2.2       Mencegah penyakit yang ditimbulkan oleh makanan
            Mencegah penyakit yang ditimbulkan dari makanan adalah dengan pola hidup sehat. Ada baiknya bila kita membuat sendiri makanan yang kita makan. Dengan membiasakan diri dengan makan makanan yang dibuat dirumah, kita akan menghindarkan jajan sembarangan. Karena, makanan yang kita buat tentunya akan lebih higienis dan kotak makan yang kita gunakan juga tentunya lebih bersih. Selain itu jika ingin memakan makanan diluar, ada baiknya jika kita lebih cermat dalam memilih tempat makan. Sebelum makan, biasanya untuk membersihkan peralatan makan menggunakan tissu.
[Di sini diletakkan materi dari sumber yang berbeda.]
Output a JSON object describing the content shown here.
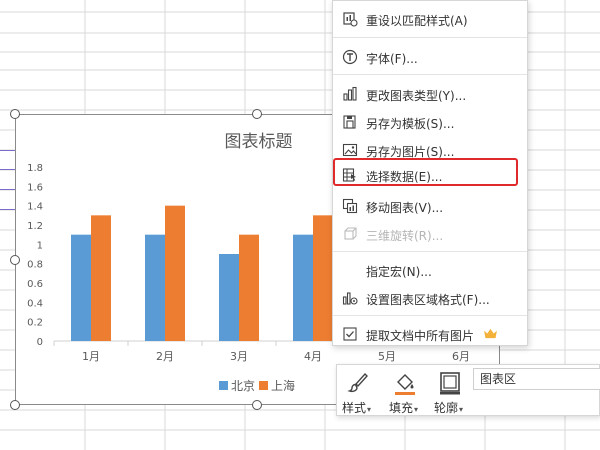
{
  "chart": {
    "title": "图表标题",
    "legend": [
      {
        "name": "北京",
        "color": "#5b9bd5"
      },
      {
        "name": "上海",
        "color": "#ed7d31"
      }
    ]
  },
  "chart_data": {
    "type": "bar",
    "title": "图表标题",
    "categories": [
      "1月",
      "2月",
      "3月",
      "4月",
      "5月",
      "6月"
    ],
    "series": [
      {
        "name": "北京",
        "values": [
          1.1,
          1.1,
          0.9,
          1.1,
          null,
          null
        ]
      },
      {
        "name": "上海",
        "values": [
          1.3,
          1.4,
          1.1,
          1.3,
          null,
          null
        ]
      }
    ],
    "ylim": [
      0,
      1.8
    ],
    "yticks": [
      "0",
      "0.2",
      "0.4",
      "0.6",
      "0.8",
      "1",
      "1.2",
      "1.4",
      "1.6",
      "1.8"
    ],
    "grid": false,
    "legend_position": "bottom",
    "colors": [
      "#5b9bd5",
      "#ed7d31"
    ]
  },
  "context_menu": {
    "items": [
      {
        "label": "重设以匹配样式(A)",
        "icon": "reset-style-icon",
        "disabled": false
      },
      {
        "label": "字体(F)...",
        "icon": "font-icon",
        "disabled": false
      },
      {
        "label": "更改图表类型(Y)...",
        "icon": "chart-type-icon",
        "disabled": false
      },
      {
        "label": "另存为模板(S)...",
        "icon": "save-template-icon",
        "disabled": false
      },
      {
        "label": "另存为图片(S)...",
        "icon": "save-image-icon",
        "disabled": false
      },
      {
        "label": "选择数据(E)...",
        "icon": "select-data-icon",
        "disabled": false
      },
      {
        "label": "移动图表(V)...",
        "icon": "move-chart-icon",
        "disabled": false
      },
      {
        "label": "三维旋转(R)...",
        "icon": "3d-rotate-icon",
        "disabled": true
      },
      {
        "label": "指定宏(N)...",
        "icon": "",
        "disabled": false
      },
      {
        "label": "设置图表区域格式(F)...",
        "icon": "format-area-icon",
        "disabled": false
      },
      {
        "label": "提取文档中所有图片",
        "icon": "extract-images-icon",
        "disabled": false
      }
    ]
  },
  "mini_toolbar": {
    "style_label": "样式",
    "fill_label": "填充",
    "outline_label": "轮廓",
    "area_value": "图表区"
  }
}
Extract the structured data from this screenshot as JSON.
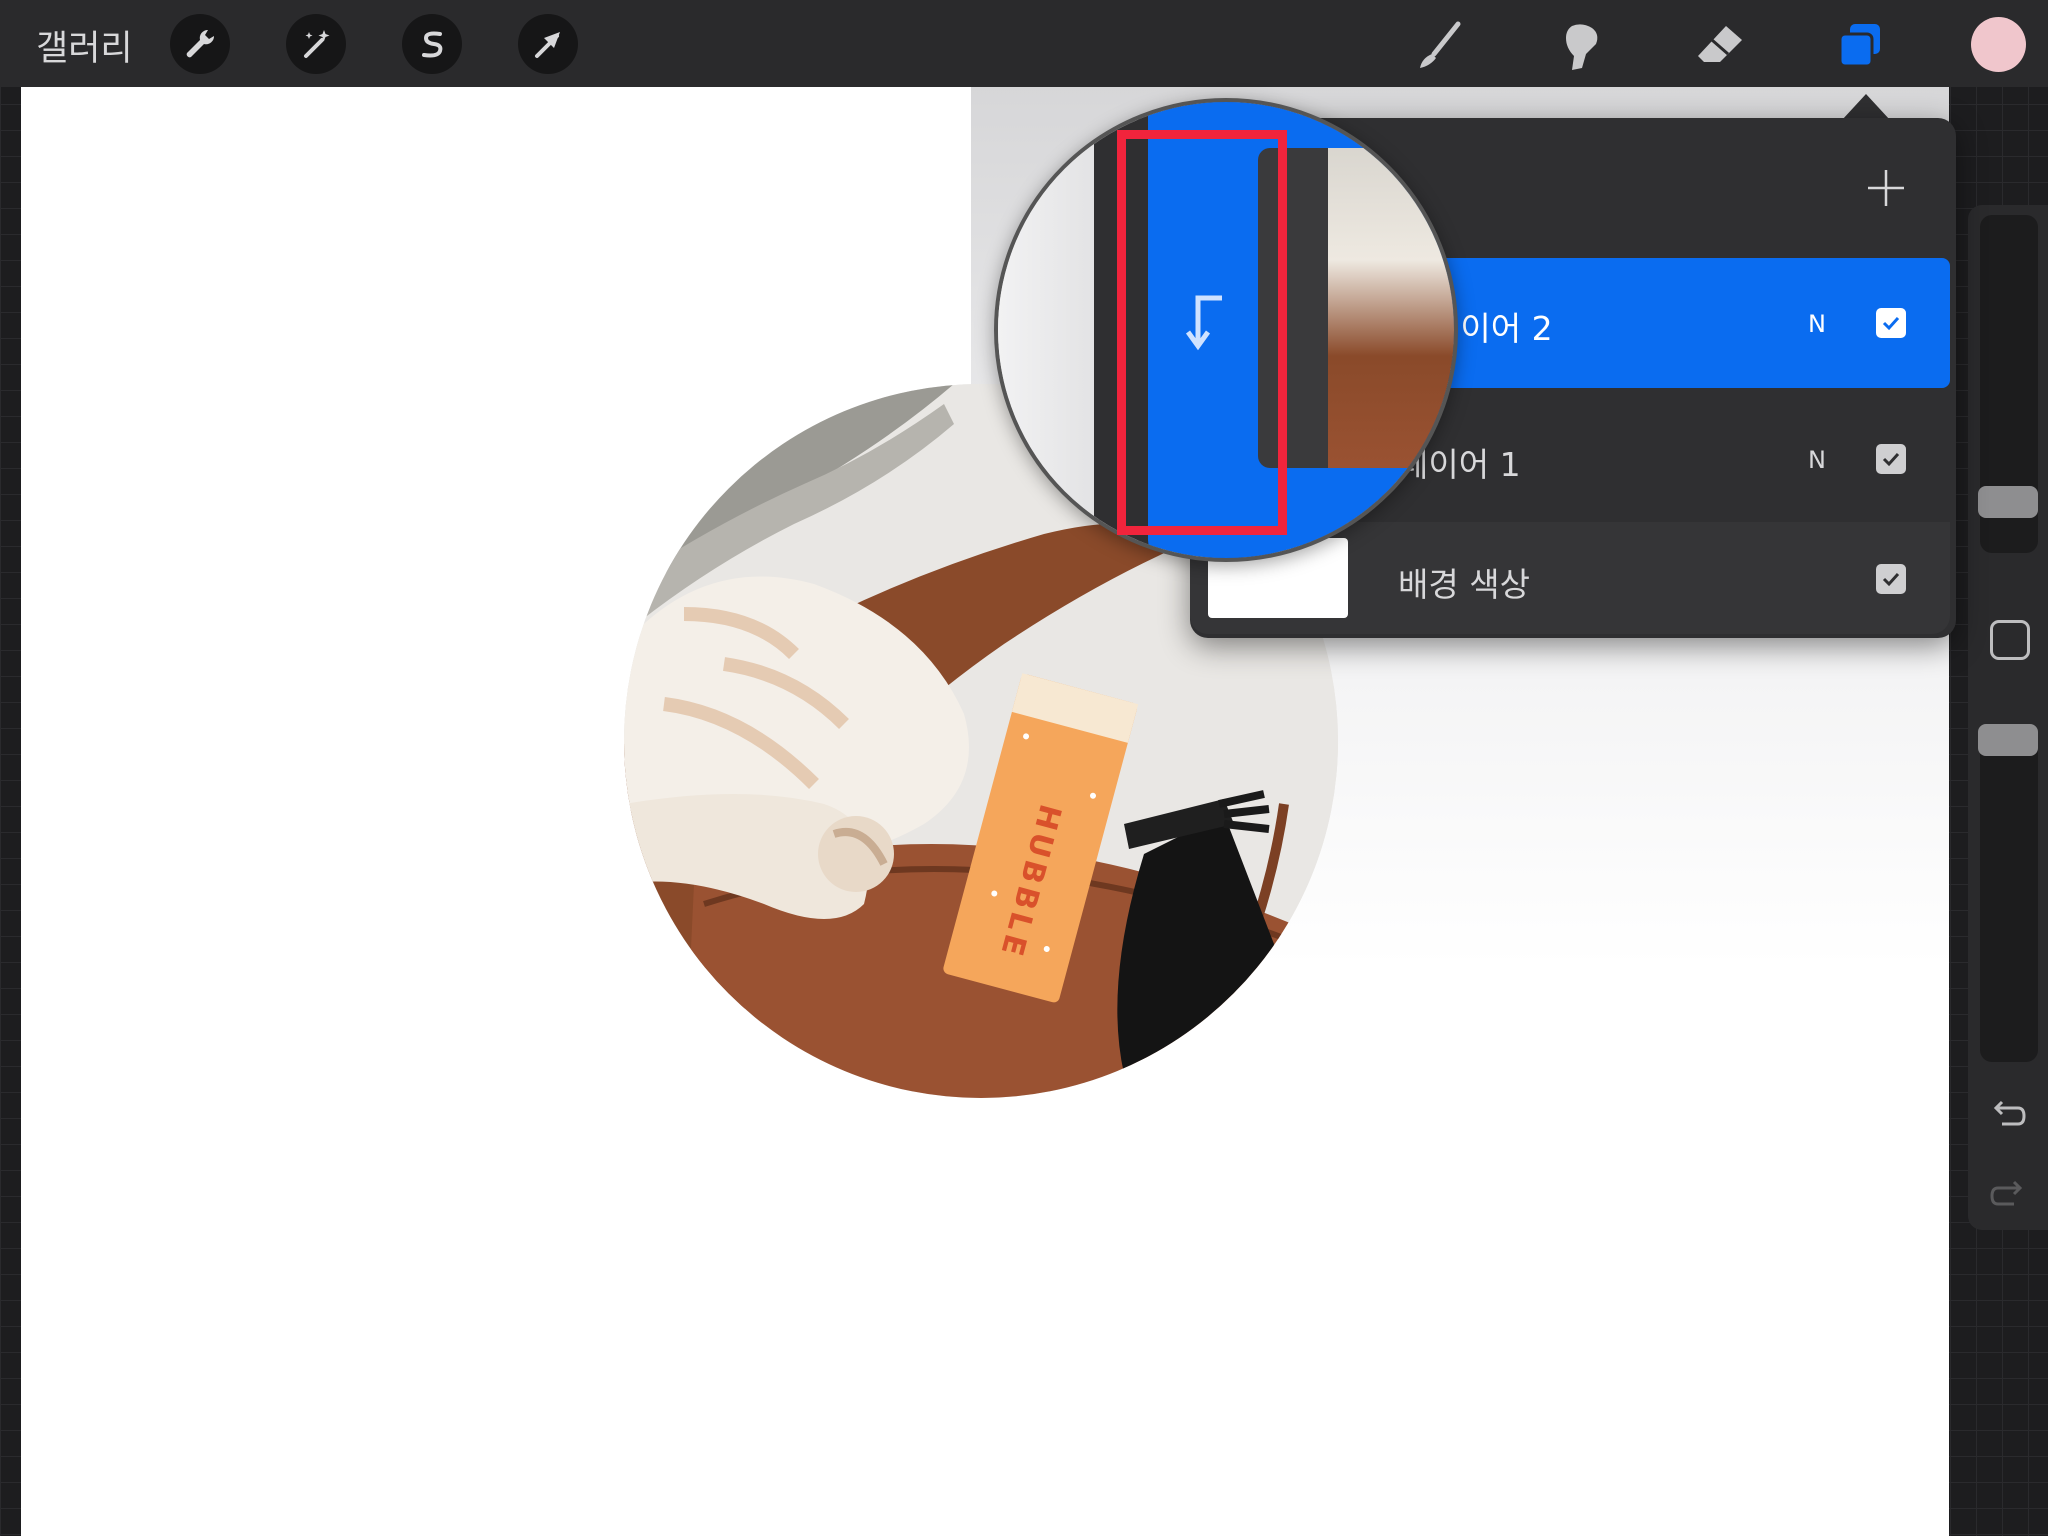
{
  "topbar": {
    "gallery_label": "갤러리",
    "left_tools": [
      "wrench-icon",
      "magic-wand-icon",
      "selection-s-icon",
      "transform-arrow-icon"
    ],
    "right_tools": [
      "brush-icon",
      "smudge-icon",
      "eraser-icon",
      "layers-icon"
    ],
    "active_color": "#f0c6cc",
    "accent": "#0a6cf0"
  },
  "layers_panel": {
    "add_icon": "plus-icon",
    "layers": [
      {
        "name": "레이어 2",
        "blend": "N",
        "visible": true,
        "selected": true,
        "clipping": true
      },
      {
        "name": "레이어 1",
        "blend": "N",
        "visible": true,
        "selected": false
      },
      {
        "name": "배경 색상",
        "visible": true,
        "selected": false
      }
    ]
  },
  "magnifier": {
    "clipping_indicator_icon": "clipping-mask-arrow-icon",
    "highlight_color": "#f1243c"
  },
  "sidebar": {
    "undo_icon": "undo-icon",
    "redo_icon": "redo-icon"
  },
  "photo": {
    "box_text": "HUBBLE"
  }
}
2.3       Contoh Kasus Ilmu Sosial Dasar



            Pada suatu malam, di sekitar pondok bambu arah BKT. Terdapat makanan bebek kaki lima dengan kondisi warung yang sangat ramai sekitar pukul 19:30 wib. Dengan kondisi pelanggan yang cukup ramai, dapat dikatakan warung ini memiliki makanan dengan rasa yang enak. Namun sangat disayangkan, saat saya menghampiri warung tersebut untuk makan, saya melihat salah satu pegawai yang mencuci piring-piring  kotor dengan cara yang kurang bersih. Pegawai warung ini mencuci seluruh peralatan makan di tanah tanpa alas apapun dan menggunakan air yang minim juga tidak terlalu bersih. Kondisi air yang digunakan untuk mencuci saat itu sudah keruh. Sendok-sendok di biarkan tergeletak di tanah yang kondisinya saat itu basah karena setelah hujan. Pegawai tersebut juga mencuci peralatan makan dengan sabun yang sangat sedikit dan tidak menggunakan spons atau kain untuk menyabuni peralatan makannya, melainkan hanya menggunakan plastik yang tidak jelas bersih atau tidak. Pegawai warung ini kurang menjaga kebersihan. Kebanyakan pedagang hanya mengutamakan keuntungan tanpa memikirkan kesehatan para pelanggan. Karena dengan menggunakan sabun, tentunya pedagang akan mengeluarkan biaya sedikit lebih mahal. Dengan cara seperti itu, pasti kita tahu bahwa jalanan yang berdebu dan kotor akan menyebabkan berbagai macam penyakit yang disebabkan dari bakteri ataupun virus lainnya. Jika pelanggan lainnya sadar akan hal ini, tentunya para pelanggan akan berpikir duakali untuk makan disini, dan akibat keteledoran pegawai tersebut akan menyebabkan kerugian terhadap warung tersebut. Maka dari itu, ada lebih baiknya jika ingin makan di warung kaki lima, peralatan makan yang akanita gunakan dibersihkan terlebih dahulu menggunakan tissu pribadi.



BAB III
PENUTUP


3.1         Kesimpulan
1.    Penyebab penyakit adalah keringat, peralatan makanan yang tidak terlalu bersih, dan sayuran yang digunakan tidak dicuci terlebih dahulu
2.    Cara mencegah penyakit yang ditimbulkan pada makanan sebaiknya dengan membuat makanan sendiri atau membersihkan peralatan makan yang akan digunakan menggunakan tissu pribadi
3.    Contoh kasus yang terjadi adalah kurangnya menjaga kebersihan untuk menjaga kualitas warungnya. Hal ini dapat menyebabkan penyakit yang akan dialami pelanggan dan dapat merugikan orang lain.
3.2         Saran
Saran untuk makalah ini adalah mahasiswa lebih baik untuk peka akan lingkungan. Terhadap hal kecil seperti contoh kasus diatas namun akan berdampak negatif terhadap orang lain. Kepekaan sangat dibutuhkan agar kita dapat menilai sesuatu. Ilmu sosial dasar mengajari seseorang untuk lebih peka, cara bersosialisasi dengan baik. Mahasiswa akan lebih disiplin dan lebih siap saat terjun ke dunia masyarakat secara langsung.